La porte de sa chambre était fermée. Je l’ouvris en retenant mon souffle et faillis m’évanouir de soulagement en trouvant la pièce vide. Le mobilier venait de chez Ikea ; le couvre-lit était en satin noir. Au-dessus du lit, le plafond était carrelé en miroir. Des revues porno étaient posées sur une chaise à côté du lit. Un préservatif usagé était collé sur l’une des couvertures.

La première chose que je ferais en rentrant serait de me mettre sous une douche la plus chaude possible.

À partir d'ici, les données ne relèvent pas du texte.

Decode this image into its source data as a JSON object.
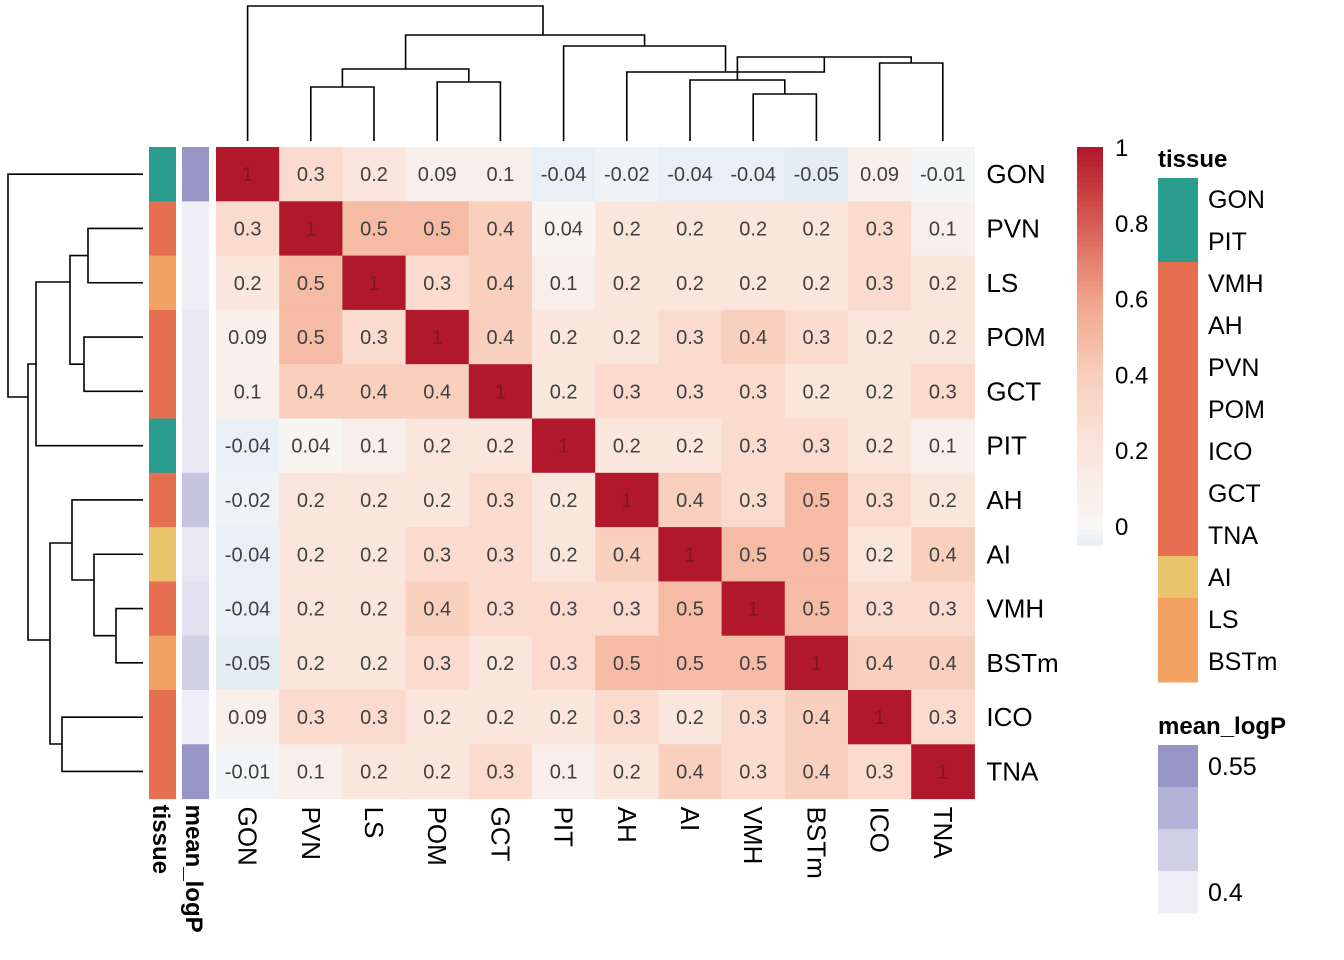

Un bureau était accolé au mur face à la fenêtre. Je repris espoir. Je m’assis dans le fauteuil de cuir noir et examinai les prospectus, factures et correspondance personnelle éparpillés sur le plateau ciré. Toutes les factures me parurent raisonnables, et la plupart du courrier concernait le salon funéraire. Il y avait quelques lettres de remerciements de récents endeuillés : « Cher Spiro, merci du prix abusif que vous accordez à mon chagrin. » Des messages téléphoniques avaient été notés sur tout ce qui était à portée de main… sur le dos des enveloppes et dans les marges des lettres. Aucune phrase du genre : « Menace de mort de Kenny. » Je recopiai les numéros anonymes et mis la liste dans mon sac pour enquête ultérieure.